Two Wall Street firms that received at least $60 billion in government bailout funds will be rewarding their financial advisers with controversial retention payments, the terms of which one senior executive described as "very generous" in audio obtained by the Huffington Post.
The soon-to-be-merged financial giants -- Morgan Stanley and Citigroup's Smith Barney -- announced the payments during an internal conference call last week, but warned advisers against describing them in terms that would cause PR headaches.
"There will be a retention award. Please do not call it a bonus," said James Gorman, co-president of Morgan Stanley. "It is not a bonus. It is an award. And it recognizes the importance of keeping our team in place as we go through this integration."
The payments, Gorman said, will be calculated based on performance numbers from 2008 instead of 2009, when the merger is expected to be completed. That decision virtually guarantees an increase in the size of the awards. While 2008 was challenging for the firms -- Morgan Stanley's client assets in fee-based accounts dropped 25 percent in the fourth quarter, and a round of lay-offs is expected -- 2009 is expected to be substantially weaker.
"I think I can hear you clapping from here in New York," Gorman joked during the call, after announcing that the payments would be linked to '08 performance. "You should be clapping because frankly that is a very generous and thoughtful decision that we have made. We spent a lot of time kicking this around. We could easily have done it from the point of closing, which is obviously going to be somewhere in the latter half of this year or around the middle of the year. But we just decided... that it was right thing to do, to give you that certainty that it would be based off '08. '09 is a very difficult year... So that degree of anxiety, which many, many of you have emailed me about... is now off the table."
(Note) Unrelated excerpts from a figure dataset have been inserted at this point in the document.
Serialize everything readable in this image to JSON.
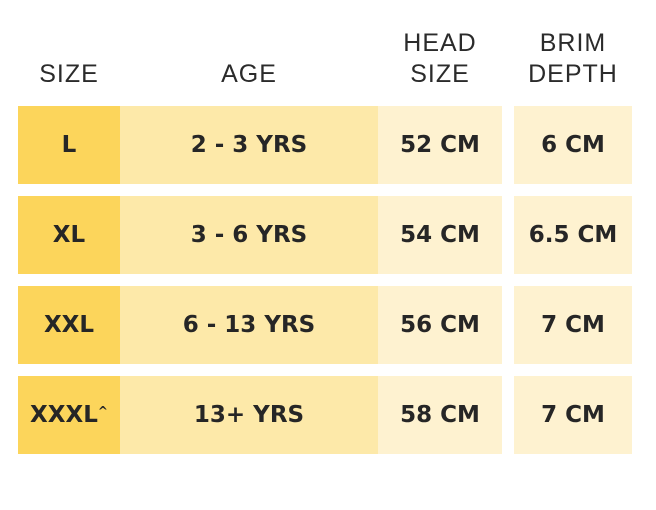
{
  "table": {
    "headers": [
      {
        "lines": [
          "SIZE"
        ]
      },
      {
        "lines": [
          "AGE"
        ]
      },
      {
        "lines": [
          "HEAD",
          "SIZE"
        ]
      },
      {
        "lines": [
          "BRIM",
          "DEPTH"
        ]
      }
    ],
    "rows": [
      {
        "size": "L",
        "age": "2 - 3 YRS",
        "head": "52 CM",
        "brim": "6 CM"
      },
      {
        "size": "XL",
        "age": "3 - 6 YRS",
        "head": "54 CM",
        "brim": "6.5 CM"
      },
      {
        "size": "XXL",
        "age": "6 - 13 YRS",
        "head": "56 CM",
        "brim": "7 CM"
      },
      {
        "size": "XXXL",
        "note": "^",
        "age": "13+ YRS",
        "head": "58 CM",
        "brim": "7 CM"
      }
    ]
  }
}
Audio of the conference call was provided by a reader who responded to the Huffington Post's call for information about wasteful or extravagant spending by bailout recipients.
Morgan Stanley and Citigroup, which will combine their brokerage firms into the world's largest, have received a combined $60 billion in government bailout funds. Officials with the firms said that the retention packages, which are rumored to value as much as $2 to $3 billion, would not come from that pool of money. But critics note that money is fungible, and question whether such payments are a proper use of funds for banks that are dependent on the government to stay afloat.
"They are putting lipstick on a pig," said Peter Morici, a professor at the University of Maryland School of Business and former Chief Economist at the U.S. International Trade Commission. "Very often, retention bonuses are paid to undeserving executives who helped drive their enterprises into the ground. This is like people who hold up banks getting paid to stop holding up banks. It isn't good policy. It's not always the case, but on Wall Street, people were vastly overpaid for the value that they created."
Retention awards for Morgan Stanley and Smith Barney employees have been rumored since their merger talks began. But the terms of the payments, which are still being hammered out, are bound to spur critical questions.
An official for Morgan Stanley downplayed the decision to value the payments off the more favorable '08 numbers. "You pick a point in time that you base any retention program off of and the decision was to base these off of the production these individuals would have achieved in 08," said spokesman Jim Wiggins. "Whatever they end up getting paid will be based off their 2008 production. That doesn't say anything at all about the timing it is going to be paid or when it will be paid."
Wiggins also defended the decision to provide financial advisers with retention packages. Noting that the money would "be paid out of the operating revenues for business and not" TARP funds, he said the system was necessary to prevent an exodus of key personnel.
"Retention programs like this are standard practice in the industry whenever you do a deal like this one," he said. "This is a profitable business. Our financial advisers are being heavily recruited by other companies like UBS... It is absolutely critical to hold this together and hold them in their seats so this will be a successful joint venture."
This assessment is challenged by an array of industry observers. Noting that retention awards are a relatively small sum of cash when compared to the money that the U.S. government will be spending on subsidizing bondholders, Christopher Whalen of Institutional Risk Analytics nevertheless called it a gratuitous expense.
"These firms are attempting to continue to pay their people the way they have in the past and in the current job market here in New York, I don't think it is necessary," said Christopher Whalen of Institutional Risk Analytics. "You certainly don't need to pay people to stay in their jobs right now, because they are praying to Jesus that they just don't lose their job generally."
Certainly, as recipients of billions of dollars in government funds, Morgan Stanley and Smith Barney find their accounting decisions under greater scrutiny. As part of the merger, the two entities have promised to make $1.1 billion worth of budget cuts -- or roughly half the projected amount of retention payments.